Holidays usually bring a fun, festive décor into your home, and a decorating diversion to look forward to. However, while you are trying to sell your house, the rules change. Do you want a potential homebuyer to remember your decorations or to remember your house? For home sellers, keeping the decorations to a bare minimum is the best choice you can make. This October, here’s a list of Halloween do’s and don’ts to help you out:
• Do decorate with festively fall décor, such with as pumpkins, an array of gourds and squash, seasonal mums, and inside, freshly picked apples. About a week before Halloween, carve the pumpkins and place a candle inside to light up the design. Dispose of the pumpkins on Nov.1.

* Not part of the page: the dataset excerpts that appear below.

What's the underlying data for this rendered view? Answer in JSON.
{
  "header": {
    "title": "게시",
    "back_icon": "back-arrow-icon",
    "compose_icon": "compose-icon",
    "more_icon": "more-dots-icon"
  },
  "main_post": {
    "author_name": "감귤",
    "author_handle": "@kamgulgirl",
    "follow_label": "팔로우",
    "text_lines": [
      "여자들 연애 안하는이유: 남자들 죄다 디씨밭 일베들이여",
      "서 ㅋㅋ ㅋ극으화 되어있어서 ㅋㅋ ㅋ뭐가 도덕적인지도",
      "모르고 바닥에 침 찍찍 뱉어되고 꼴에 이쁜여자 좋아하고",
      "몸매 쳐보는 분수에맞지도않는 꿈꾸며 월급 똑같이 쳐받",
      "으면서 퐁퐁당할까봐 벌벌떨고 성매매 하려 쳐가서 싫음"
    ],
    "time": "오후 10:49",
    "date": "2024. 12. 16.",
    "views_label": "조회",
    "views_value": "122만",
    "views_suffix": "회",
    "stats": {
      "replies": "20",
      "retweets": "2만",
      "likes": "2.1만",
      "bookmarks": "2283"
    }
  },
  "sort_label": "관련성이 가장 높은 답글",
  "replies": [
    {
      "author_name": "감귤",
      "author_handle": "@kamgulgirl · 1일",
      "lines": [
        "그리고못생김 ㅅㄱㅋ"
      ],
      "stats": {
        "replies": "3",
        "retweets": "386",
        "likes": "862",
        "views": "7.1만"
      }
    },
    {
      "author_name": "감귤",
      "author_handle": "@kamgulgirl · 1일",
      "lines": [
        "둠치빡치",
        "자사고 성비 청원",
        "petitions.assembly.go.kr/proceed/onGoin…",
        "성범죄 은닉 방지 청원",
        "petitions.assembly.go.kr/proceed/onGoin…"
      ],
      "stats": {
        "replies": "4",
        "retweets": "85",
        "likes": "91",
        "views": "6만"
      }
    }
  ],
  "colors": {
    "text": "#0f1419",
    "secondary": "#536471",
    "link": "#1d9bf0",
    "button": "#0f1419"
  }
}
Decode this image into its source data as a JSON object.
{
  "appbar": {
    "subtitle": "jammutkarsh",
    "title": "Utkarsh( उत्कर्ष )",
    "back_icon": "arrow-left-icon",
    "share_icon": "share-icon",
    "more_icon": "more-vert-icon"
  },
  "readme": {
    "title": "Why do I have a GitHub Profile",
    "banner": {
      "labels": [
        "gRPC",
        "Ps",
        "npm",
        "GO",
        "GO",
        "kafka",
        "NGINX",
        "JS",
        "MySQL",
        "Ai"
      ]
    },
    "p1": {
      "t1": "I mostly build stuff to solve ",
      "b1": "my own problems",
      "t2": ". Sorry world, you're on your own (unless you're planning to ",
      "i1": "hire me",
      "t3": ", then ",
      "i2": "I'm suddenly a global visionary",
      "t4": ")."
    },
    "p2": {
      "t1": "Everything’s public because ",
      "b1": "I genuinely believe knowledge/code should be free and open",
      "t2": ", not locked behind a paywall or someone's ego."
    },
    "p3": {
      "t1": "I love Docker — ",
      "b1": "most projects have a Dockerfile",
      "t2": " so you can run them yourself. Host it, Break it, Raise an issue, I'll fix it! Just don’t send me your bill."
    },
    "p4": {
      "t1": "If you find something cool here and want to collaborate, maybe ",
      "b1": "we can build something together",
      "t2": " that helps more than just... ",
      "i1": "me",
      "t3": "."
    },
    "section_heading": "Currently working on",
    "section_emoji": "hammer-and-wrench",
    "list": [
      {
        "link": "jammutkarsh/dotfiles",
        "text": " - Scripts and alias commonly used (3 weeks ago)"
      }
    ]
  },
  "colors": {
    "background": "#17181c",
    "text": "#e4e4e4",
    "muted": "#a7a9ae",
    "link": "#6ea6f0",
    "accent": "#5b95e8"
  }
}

• Do place some sort of festive greeting or wreath on your front door, and Halloween stickies are okay to stick onto one window, such as the window above your kitchen sink, or the window in a child’s bedroom. Don’t go overboard.
• Do add decorations on Halloween day: this is the day to go all out and not worry as much about potential homebuyers. For trick-or-treaters, create an explosion of spooks and shrills in your entryway by hanging spider webs in the corners, flanking a staircase or doorway with carved, lit up pumpkins, hanging a skeleton or ghost from the door, or setting up a masked monster on a bench. Take down all décor by Nov. 1.
• Do offer homebuyers’ leftover Halloween candy for a week or two after the holiday has ended! Fill a festive bowl and leave it on the kitchen table or island.
• Don’t allow your Halloween decorations to be the first thing that potential homebuyers notice about your house. Keep the outdoor decorations to a minimum, such as a few pumpkins, in order to keep the focus on the house itself.
• Don’t scare away potential homebuyers, literally. You want them to feel welcomed, not scared. Steer away from hanging skeletons and swaying ghosts, and definitely forget the talking gravestones and creepy musical tunes.
• Don’t clutter your interior with unnecessary objects. If your fireplace mantel is a central selling point, don’t cover it up with sticks, leaves and pinecones. Don’t switch custom window curtains or classy tablecloths with Halloween alternatives.
• Don’t leave Halloween costume scraps around in the open, and hang finished costumes and props away in a closet. You want buyers to walk away from your house remembering your house, not the intriguing costume that they now want to recreate!
No matter what time of year you are selling your home, the home itself comes first. You’ll have plenty of future years to decorate your new home.